Carry the burden

Of your waste, the government needs to tell the plastic industry. Other countries have done so. At times, to developing nations' detriment. India needs to learn and adapt

Published: Sunday 31 March 2002

Carry the burden

-- While the Indian government appeases the plastic industry, other countries have gone ahead and seen to it that the plastic industry owns up responsibility for its products. They have ably used extended producer responsibility (epr) to get the industry to clean up its act. A select group of countries have become leaders by actually phasing out the use of poly vinyl chloride (pvc). Slovakia, for instance has legislated to phase out pvc by 2008. Berlin has banned use of pvc in construction. Some polymer-using companies, such as Sharp of Japan, too have decided to take the right step and phase out pvc from their products.

But these specific product-centric actions are not the panacea. epr can help if applied irrespective of national boundaries. It requires that the producers take responsibility of their products right from production to final disposal. The producing company's responsibility stretches to cover all countries that its products land up in. Once the industry realises that it will have to pay through its nose to safely discard the dangerous contents in its products, it can either find alternatives to these products or find a way to manage them. Thomas Lindhqvist, professor at International Institute for Industrial Environmental Economics (iiiee) , Sweden, says, " epr ensures that the cost of waste management gets internalised in the cost of the product. Thus the cost of the product goes up, which in turn dissuades consumers from using it."

The European Union (eu) has used epr. But it's limited the liability of the companies, in some cases to within the member countries' boundaries, says Kisan Mehta.

A 1994 eu directive places responsibility on the member countries to set recovery target of packaging, either through energy recovery or recycling. The directive prioritises prevention of packaging waste, followed by reuse, recycling and other forms of recovery. The directive sets a 50-65 per cent recovery target to be achieved by the member states. Sweden goes a step further and sets up a 90 per cent recycling target for polyethylene terephthalate (pet) bottles. The companies that use them have to ensure they are taken back from the consumer. "In 1999, we achieved pet recycling target of 91 per cent for re-fillable bottles," tells Naoko Tojo, research associate at iiiee .

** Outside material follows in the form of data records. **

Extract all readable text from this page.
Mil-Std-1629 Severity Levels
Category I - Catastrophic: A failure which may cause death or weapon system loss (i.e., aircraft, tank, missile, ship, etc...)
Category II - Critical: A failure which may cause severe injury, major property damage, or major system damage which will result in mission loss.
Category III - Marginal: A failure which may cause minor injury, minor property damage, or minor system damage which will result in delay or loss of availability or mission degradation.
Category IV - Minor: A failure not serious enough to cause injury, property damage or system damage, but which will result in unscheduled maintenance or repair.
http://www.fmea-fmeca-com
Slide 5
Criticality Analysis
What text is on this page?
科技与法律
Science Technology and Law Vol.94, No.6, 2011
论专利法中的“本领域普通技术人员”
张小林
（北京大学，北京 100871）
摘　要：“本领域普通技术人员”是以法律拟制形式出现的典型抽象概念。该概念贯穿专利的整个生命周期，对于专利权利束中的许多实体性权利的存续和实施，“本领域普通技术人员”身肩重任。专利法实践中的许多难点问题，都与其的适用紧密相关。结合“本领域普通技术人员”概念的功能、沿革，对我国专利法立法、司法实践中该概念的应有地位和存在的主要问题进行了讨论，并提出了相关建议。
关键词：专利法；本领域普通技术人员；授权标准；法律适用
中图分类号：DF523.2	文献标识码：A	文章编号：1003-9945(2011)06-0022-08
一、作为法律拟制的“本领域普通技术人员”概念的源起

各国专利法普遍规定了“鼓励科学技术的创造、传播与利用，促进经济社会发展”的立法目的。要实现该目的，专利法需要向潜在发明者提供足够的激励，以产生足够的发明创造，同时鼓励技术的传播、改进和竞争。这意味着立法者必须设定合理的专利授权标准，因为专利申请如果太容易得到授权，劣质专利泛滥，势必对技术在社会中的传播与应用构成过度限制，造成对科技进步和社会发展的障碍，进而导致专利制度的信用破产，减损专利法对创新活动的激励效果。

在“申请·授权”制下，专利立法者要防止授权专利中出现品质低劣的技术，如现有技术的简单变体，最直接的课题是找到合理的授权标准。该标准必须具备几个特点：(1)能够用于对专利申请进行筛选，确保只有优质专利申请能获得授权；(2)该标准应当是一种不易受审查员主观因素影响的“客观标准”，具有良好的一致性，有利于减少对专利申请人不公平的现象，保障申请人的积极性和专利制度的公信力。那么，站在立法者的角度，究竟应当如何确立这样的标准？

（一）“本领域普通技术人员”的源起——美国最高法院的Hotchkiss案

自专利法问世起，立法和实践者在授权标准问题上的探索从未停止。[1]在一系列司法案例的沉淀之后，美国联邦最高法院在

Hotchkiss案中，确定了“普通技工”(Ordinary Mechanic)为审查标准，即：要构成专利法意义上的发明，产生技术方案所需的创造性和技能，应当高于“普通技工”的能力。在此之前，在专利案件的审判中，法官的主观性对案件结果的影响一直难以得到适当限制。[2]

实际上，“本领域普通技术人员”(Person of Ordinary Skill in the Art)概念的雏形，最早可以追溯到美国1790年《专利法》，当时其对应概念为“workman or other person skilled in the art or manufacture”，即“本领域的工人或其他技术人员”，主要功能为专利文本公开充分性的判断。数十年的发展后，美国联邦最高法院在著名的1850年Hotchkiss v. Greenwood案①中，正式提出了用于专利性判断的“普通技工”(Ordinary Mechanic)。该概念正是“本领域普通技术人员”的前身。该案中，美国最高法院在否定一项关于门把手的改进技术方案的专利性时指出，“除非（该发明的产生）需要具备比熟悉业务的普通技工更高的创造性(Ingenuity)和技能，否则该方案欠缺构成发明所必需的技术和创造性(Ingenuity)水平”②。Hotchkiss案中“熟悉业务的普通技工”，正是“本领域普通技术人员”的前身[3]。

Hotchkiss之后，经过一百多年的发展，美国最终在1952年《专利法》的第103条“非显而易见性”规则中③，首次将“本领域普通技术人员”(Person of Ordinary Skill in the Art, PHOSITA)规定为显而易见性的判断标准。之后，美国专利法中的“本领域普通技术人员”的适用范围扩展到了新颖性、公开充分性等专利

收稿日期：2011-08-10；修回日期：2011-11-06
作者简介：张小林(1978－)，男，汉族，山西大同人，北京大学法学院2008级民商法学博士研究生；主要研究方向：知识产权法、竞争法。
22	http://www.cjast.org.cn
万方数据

In Germany a monopolist Deutsche Gesellschaft fur Kunststoff-Recycling GmbH (dkr) is the guarantor for proper recycling of plastic packaging under the country's laws. It is responsible for accepting and organising the recycling of plastic packaging for which the producer companies pay a licence fee. In return they are allowed to put a trademark green-coloured dot on their products giving their products an edge in the market. As a result Germany has used 1.5 million tonnes less of packaging material in 1998 when compared to 1991. "Since companies have to pay the 'green dot company' in advance for the collection of packaging waste, they have in fact redesigned packaging of products to be less wasteful," says Gerard McGovern, director of Association for Industry Responsibility in Waste Management, based in Hamburg,Germany.

Reason to hurry
Though such directives work in the the North, they at times do so at the cost of developing countries. When the producer's responsibility is limited to a countries political boundary it becomes easy to export the waste to other countries, such as India, where environmental norms are lax. This is fast becoming a reality, says Mehta.

For India, the time is running out. It has to regulate the domestic plastic industry and check imports of plastic waste or implode with garbage that the North exports and the ones Indian companies keep churning out.

In fact, as Chaturvedi suggests, it has to go a step ahead of the eu and other countries. It has to ensure that environmental laws cleanse the ever-increasing small scale recycling trade of the country as well. epr, in India has to cover for the health of the rag picker also who right now does the job for a pittance. India has to learn from the North and do one better if it has to meet the environmental challenge and yet not harm its economy. This is the challenge staring India in its face. But to meet the challenge the government needs to do more than put up a plastic smile at 'stop polybag' meets.